第三セクターの優等生?
甘木鉄道甘木線は旧国鉄甘木線を転換する形で1986年4月1日より基山〜甘木間で運行を開始しました。
第一次特定地方交通線に指定されていた路線でしたが、福岡都市圏に近かったことや、駅移転・新設、増便などの積極策を行ったため、2005年までは黒字を計上しており、「第三セクターの優等生」と呼ばれていました。
現在も赤字額が第三セクター鉄道の中では最小であり、経営状態は良好です。
そんな転換路線の成功例ともいえる甘木鉄道に乗車してきました。
基山駅へ
2023年11月25日。
始発駅の基山にやってきました。
甘木鉄道ののりばはJR九州ののりばと異なり、自由通路の途中にある階段を降りて向かいます。
こちらが甘木線のホーム。
基山駅の一番端にあります。
線路自体は門司港寄りで鹿児島本線と接続されているものの、実際にはその部分は土砂が被せられており、列車の行き来は不可能。
基山駅の駅名標。
JR九州に受け継がれることなく転換された路線ですが、なぜかJR九州に似たものになっています。
甘木鉄道に乗車
甘木からの列車が入線してきました。
AR300形AR307、2023年3月より社員の公募による新カラーになった車両です。

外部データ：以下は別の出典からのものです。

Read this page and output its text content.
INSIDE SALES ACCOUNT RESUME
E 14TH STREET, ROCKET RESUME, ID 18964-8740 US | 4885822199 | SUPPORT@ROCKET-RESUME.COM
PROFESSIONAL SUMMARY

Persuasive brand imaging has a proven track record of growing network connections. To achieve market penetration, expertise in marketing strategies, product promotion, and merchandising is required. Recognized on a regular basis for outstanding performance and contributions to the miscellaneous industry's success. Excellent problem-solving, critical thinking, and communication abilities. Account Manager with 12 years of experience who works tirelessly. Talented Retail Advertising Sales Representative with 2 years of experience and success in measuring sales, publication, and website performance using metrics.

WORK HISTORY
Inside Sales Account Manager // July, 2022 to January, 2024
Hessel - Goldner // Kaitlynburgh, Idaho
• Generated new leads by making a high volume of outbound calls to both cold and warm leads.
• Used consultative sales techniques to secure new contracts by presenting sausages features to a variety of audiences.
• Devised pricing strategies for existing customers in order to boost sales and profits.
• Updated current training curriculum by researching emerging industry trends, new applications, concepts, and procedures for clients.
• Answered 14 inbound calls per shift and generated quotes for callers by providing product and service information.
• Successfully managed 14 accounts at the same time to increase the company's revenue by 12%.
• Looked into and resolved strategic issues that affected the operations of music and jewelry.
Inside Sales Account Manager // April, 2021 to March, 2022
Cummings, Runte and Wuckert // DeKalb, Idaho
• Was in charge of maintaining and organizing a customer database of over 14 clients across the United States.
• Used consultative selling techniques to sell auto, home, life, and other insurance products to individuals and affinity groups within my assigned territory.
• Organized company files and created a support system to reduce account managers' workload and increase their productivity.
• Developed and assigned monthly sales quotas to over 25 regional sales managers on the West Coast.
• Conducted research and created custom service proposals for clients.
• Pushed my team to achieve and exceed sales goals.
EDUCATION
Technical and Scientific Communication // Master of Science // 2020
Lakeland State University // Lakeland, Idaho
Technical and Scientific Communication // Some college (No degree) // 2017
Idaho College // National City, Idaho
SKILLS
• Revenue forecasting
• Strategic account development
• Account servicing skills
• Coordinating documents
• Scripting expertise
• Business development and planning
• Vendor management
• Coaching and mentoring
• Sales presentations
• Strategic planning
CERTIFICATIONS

車内はロングシート部と4人がけ+2人がけのボックスシート部に分かれています。
甘木鉄道は甘木駅のみに券売機があり、その他の駅では整理券を取って車内で運賃を払う方式だそう。
14:51、基山を発車。
直ちに鹿児島本線と分かれ、国道3号を立体交差で越えていきます。
最初の停車駅、立野に停車。
九州自動車道の真下にある駅です。
立野を過ぎると佐賀県から福岡県へ。
増発のために2003年に作られた大原信号場を通過しましたが、見落としてました…
スロープが設置された大きな建物が見えてきました。
ショッピングセンターにも見えますが、実は倉庫。
GLP福岡小郡といって、ちょうど旅行時の2023年11月に稼働が始まりました。
道路に面した場所には緑や半屋外型のウッドデッキを備えた交流拠点「リビングラボ」があり、誰でも入れるようになっているのだとか。
やがて、大分自動車道が横に並走するようになってきました。
小郡に停車。
福岡県小郡市の中心地にあり、西鉄天神大牟田線との乗り換え駅。
転換時にそれまでの筑後小郡駅から500m移設され、西鉄との乗り換えの利便性を図っています。
小郡を出るとすぐ西鉄天神大牟田線の上を通過。
やがて大分自動車道上のバスストップが見えてくると、次の大板井に到着です。
大板井は転換後に新設された駅。
高速小郡大板井バス停に隣接していて、福岡・日田・大分方面への高速バスに乗り換えできます。
次の松崎に停車。
転換にあたって交換設備を復活させた駅。
ちょうど対向列車との行き違いが行われました。
今隈に停車。
2002年開業と甘木鉄道では一番新しい駅です。
次は西太刀洗。
列車はここから三井郡大刀洗町に入ります。
山隈に停車。
1359年の筑後川の戦いの後、菊池武光が刀の血糊を洗ったという「太刀洗」の名前の由来となった地が近くにあるそうです。
山隈を出ると太刀洗に停車。
実は大刀洗町ではなく筑前町にある駅。
大刀洗陸軍飛行学校の正門前にあった駅で、戦前は賑わったそう。
現在は駅のすぐそばに大刀洗平和記念館があり、駅前には航空自衛隊のT-33練習機が展示されています。
終点の一つ前、高田に停車。
最後に小石原川を渡ると朝倉市へ。
洗車機が見えてくると終点の甘木に到着です。
約25分の短い旅でした。
反対ホームにはAR304が停車中。
奥を見ると国鉄色2両が停車していました。